It's Thanksgiving, and I have a case full of tasty Magic Hat microbrews plus 2 hours to kill before my mom serves dinner. So here I am, in front of the balanced and suspense-laden Lions/Titans match-up, to provide you with some running and possibly not-all-that-sober game commentary. It's what Abe Lincoln would have wanted, I'm sure.13:30, 1st.
I kid you not: the info for this game on my cable actually refers to the Lions as "woeful." Harsh! Then again, I guess 0-11 will do that to you. It's already 7-0, Titans. Calvin Johnson deserves better than the Lions. Daunte Culpepper is apparently hallucinating receivers to throw to. Kind of like when you play wiffleball and you have "ghost runners" that only lead to endless arguments along the lines of, "Nuh uh he was totally out!" "NO WAY my ghost runner has the speed of Jacoby Ellsbury combined with the impeccable timing of Grady Sizemore. Also your mom is a heifer."10:30, 1st.
The Lions are on the board with a 53-yard (!) field goal. I'm drinking "Odd Notion," which is a honey-brewed winter ale. Are these things in any way related? I like to think so.8:21, 1st.
Chris "4.24" Johnson with a 58-yard touchdown -- his second TD of the game. 14-3, Titans. That was fast. Hope you took the over, kids! Detroit has the worst run defense in the league. Even Sad Tiger finds them pathetic. Bo Scaife is on this Detroit blitz like your fat uncle is currently on the shrimp cocktail. NOM.6:51, 1st.
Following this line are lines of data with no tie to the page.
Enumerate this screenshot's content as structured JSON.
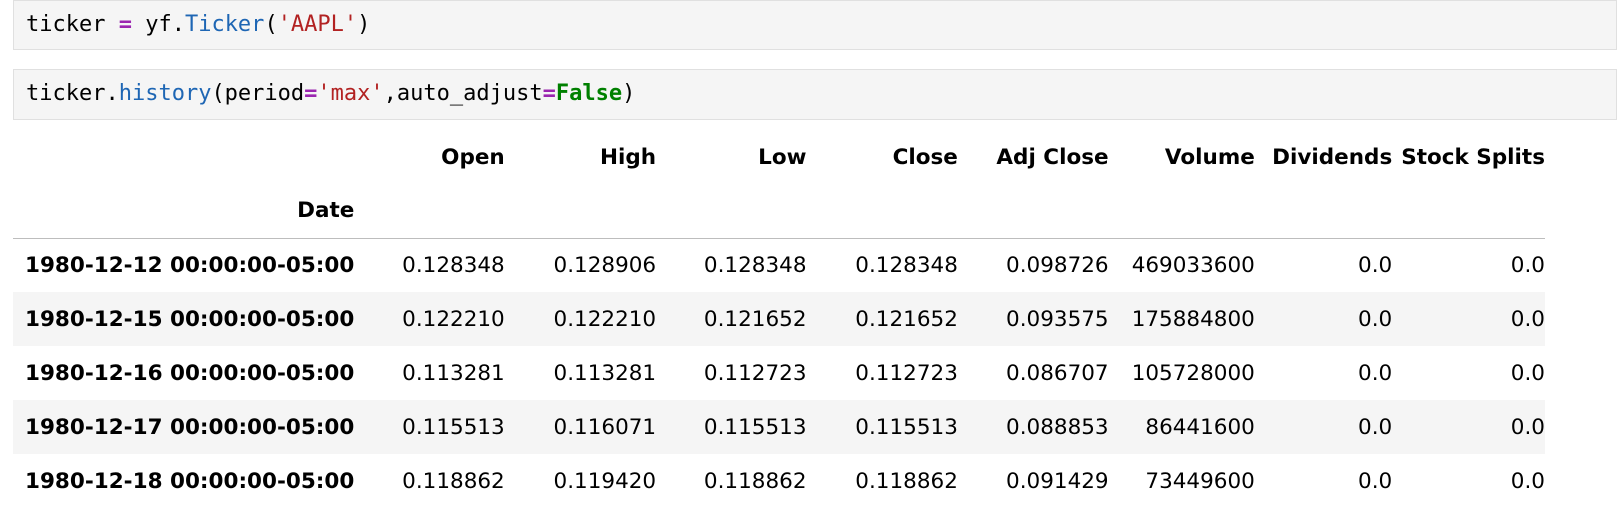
{
  "cells": [
    {
      "tokens": [
        {
          "t": "ticker ",
          "c": "tok-name"
        },
        {
          "t": "=",
          "c": "tok-op"
        },
        {
          "t": " yf.",
          "c": "tok-name"
        },
        {
          "t": "Ticker",
          "c": "tok-func"
        },
        {
          "t": "(",
          "c": "tok-p"
        },
        {
          "t": "'AAPL'",
          "c": "tok-str"
        },
        {
          "t": ")",
          "c": "tok-p"
        }
      ]
    },
    {
      "tokens": [
        {
          "t": "ticker.",
          "c": "tok-name"
        },
        {
          "t": "history",
          "c": "tok-func"
        },
        {
          "t": "(period",
          "c": "tok-p"
        },
        {
          "t": "=",
          "c": "tok-op"
        },
        {
          "t": "'max'",
          "c": "tok-str"
        },
        {
          "t": ",auto_adjust",
          "c": "tok-p"
        },
        {
          "t": "=",
          "c": "tok-op"
        },
        {
          "t": "False",
          "c": "tok-kw"
        },
        {
          "t": ")",
          "c": "tok-p"
        }
      ]
    }
  ],
  "table": {
    "columns": [
      "Open",
      "High",
      "Low",
      "Close",
      "Adj Close",
      "Volume",
      "Dividends",
      "Stock Splits"
    ],
    "index_name": "Date",
    "rows": [
      {
        "date": "1980-12-12 00:00:00-05:00",
        "values": [
          "0.128348",
          "0.128906",
          "0.128348",
          "0.128348",
          "0.098726",
          "469033600",
          "0.0",
          "0.0"
        ]
      },
      {
        "date": "1980-12-15 00:00:00-05:00",
        "values": [
          "0.122210",
          "0.122210",
          "0.121652",
          "0.121652",
          "0.093575",
          "175884800",
          "0.0",
          "0.0"
        ]
      },
      {
        "date": "1980-12-16 00:00:00-05:00",
        "values": [
          "0.113281",
          "0.113281",
          "0.112723",
          "0.112723",
          "0.086707",
          "105728000",
          "0.0",
          "0.0"
        ]
      },
      {
        "date": "1980-12-17 00:00:00-05:00",
        "values": [
          "0.115513",
          "0.116071",
          "0.115513",
          "0.115513",
          "0.088853",
          "86441600",
          "0.0",
          "0.0"
        ]
      },
      {
        "date": "1980-12-18 00:00:00-05:00",
        "values": [
          "0.118862",
          "0.119420",
          "0.118862",
          "0.118862",
          "0.091429",
          "73449600",
          "0.0",
          "0.0"
        ]
      }
    ]
  }
}
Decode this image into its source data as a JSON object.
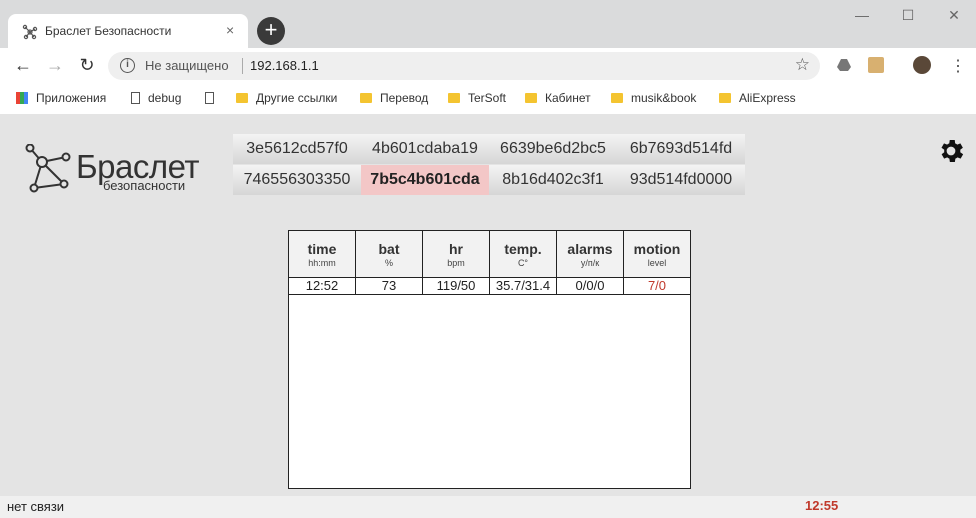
{
  "browser": {
    "tab_title": "Браслет Безопасности",
    "tab_close": "×",
    "new_tab": "+",
    "window_controls": {
      "minimize": "—",
      "maximize": "☐",
      "close": "✕"
    },
    "security_label": "Не защищено",
    "url": "192.168.1.1",
    "bookmarks": [
      {
        "label": "Приложения",
        "icon": "apps-icon"
      },
      {
        "label": "debug",
        "icon": "page-icon"
      },
      {
        "label": "",
        "icon": "page-icon"
      },
      {
        "label": "Другие ссылки",
        "icon": "folder-icon"
      },
      {
        "label": "Перевод",
        "icon": "folder-icon"
      },
      {
        "label": "TerSoft",
        "icon": "folder-icon"
      },
      {
        "label": "Кабинет",
        "icon": "folder-icon"
      },
      {
        "label": "musik&book",
        "icon": "folder-icon"
      },
      {
        "label": "AliExpress",
        "icon": "folder-icon"
      }
    ]
  },
  "logo": {
    "title": "Браслет",
    "subtitle": "безопасности"
  },
  "devices": [
    {
      "id": "3e5612cd57f0",
      "active": false
    },
    {
      "id": "4b601cdaba19",
      "active": false
    },
    {
      "id": "6639be6d2bc5",
      "active": false
    },
    {
      "id": "6b7693d514fd",
      "active": false
    },
    {
      "id": "746556303350",
      "active": false
    },
    {
      "id": "7b5c4b601cda",
      "active": true
    },
    {
      "id": "8b16d402c3f1",
      "active": false
    },
    {
      "id": "93d514fd0000",
      "active": false
    }
  ],
  "table": {
    "columns": [
      {
        "label": "time",
        "unit": "hh:mm"
      },
      {
        "label": "bat",
        "unit": "%"
      },
      {
        "label": "hr",
        "unit": "bpm"
      },
      {
        "label": "temp.",
        "unit": "C°"
      },
      {
        "label": "alarms",
        "unit": "у/п/к"
      },
      {
        "label": "motion",
        "unit": "level"
      }
    ],
    "rows": [
      [
        "12:52",
        "73",
        "119/50",
        "35.7/31.4",
        "0/0/0",
        "7/0"
      ]
    ]
  },
  "status": {
    "text": "нет связи",
    "time": "12:55"
  },
  "colors": {
    "accent_red": "#c0392b",
    "active_device_bg": "#f3c7c7"
  }
}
How the fuck do you OVERTHROW CALVIN JOHNSON, Culpepper?! He's like 8 feet tall! Detroit with a speedy 3-and-out. Chris Johnson licks his lips on the sidelines. The NFL on CBS team keeps showing shots of the clouds over Detroit... I'm assuming it's some ham-fisted metaphor for how terrible the Lions are. Either way, they look fluffy and inviting and are making me oddly hungry.4:47, 1st.
Ah, LenDale White. Now THERE is a man who likes his pie on Thanksgiving. Given the way Chris Johnson is tearing apart the Lions defense, I'm less than impressed at White's rushing this game. 3rd-and-long, Titans, and C-Jo can't get the first down. Puntage! Detroit's got it at the 21. Do we think they'll score on this drive? BAHAHAHAH I crack myself up. If you raise your child a Lions fan, doesn't that trigger some sort of response from the DSS? Unnecessary cruelty? Straight-up negligent parenting?3:12, 1st.
Daunte Culpepper weighs 277 pounds. He's unsackable! But it doesn't matter to these Titans, since he sure is interceptable, and it's now 21-3 Titans. My friend is suggesting that they fire Rod Marinelli at halftime. Personally, I'm in favor of them disbanding altogether and selling off the team as spare parts at halftime. Would it be poor form for the Titans to rest their starters in the second half?1:43, 1st.
A little Culpepper nostalgia for our enjoyment: a Thanksgiving Day game against the Cowboys with the Vikings in 2000. Two passes thrown to Randy Moss. Vikes win, 27-15. I remember that game vividly, as I was unhealthily obsessed with Randy Moss when I was in middle school and high school. I'd so much rather watch a rerun of that game, even knowing the outcome, than this travesty of a football game. Fie upon you, Lions! Are they really going to play 3 more quarters of this?0:11, 1st.
Dear god. Chris Johnson already has 89 YARDS ON THE GAME. Congratulations, in advance, to all Chris Johnson fantasy owners on your victories this week. Having the snap go to Kerry Collins almost seems like an unnecessary formality at this point. Kind of like wearing a belt to Thanksgiving dinner.14:20, 2nd.
Just to mix things up, the Titans give LenDale White the 1st-and-goal carry. 28-3, Titans. I've never seen a team score triple digits in a football game. I might get to see that today. Ooh, the excitement! I'm rooting for the Titans in the way that I root for the shark in Jaws. RARGH! EAT THEM! RARGH! 13:01, 2nd.
Detroit is trying to become the first team ever to implement the "no receivers anywhere, ever" offensive scheme. OH MY GOD FIRST DOWN LIONS. Everyone finish your drink!8:37, 2nd.
The Titans have the ball again. Sorry if I got your hopes up with that whole "first down Lions" nonsense.7:51, 2nd.
The Lions ALMOST have a fumble recovery... but not quite, because they are the Lions. The Titans have 10 first downs so far this game. The Lions have 1. Dammit, there are only so many "the Lions are terrible" jokes one girl can make. GIVE ME SOMETHING TO WORK WITH, UNIVERSE!4:47, 2nd.
Justin McCareins with a spectacular 23-yard catch. Do the Lions know they're allowed to, like, stop the Titans from making plays? Has anyone gone over the rule book with them!3:00, 2nd.
Seriously, I left the room for under 2 minutes and it's now 35-3, Titans. I'm supposed to be making mashed potatoes, but instead I'm hiding in front of the television with beer. I might actually be a dude.0:39, 2nd.
Detroit knocks the ball from Kerry Collins' hand and almost has a touchdown on the fumble... but not quite, because they are the Lions. The Lions have what will undoubtedly be their only 1st-and-goal of the game. Odds they'll score? 5,897,000:1.0:34, 2nd.
TOUCHDOWN PASS TO MICHAEL GAINES! Detroit will enter the half down by just 25 points. If that's not the feel-good story of the year, I don't know what is. I need beer.6:50, 3rd.
38-10, Titans. The Lions appear to have found a way to temporarily staunch their defensive hemorrhaging. I am simultaneously making green beans, beating my brother at Yahtzee, and drunk. WOO THANKSGIVING! Have a great one, everyone!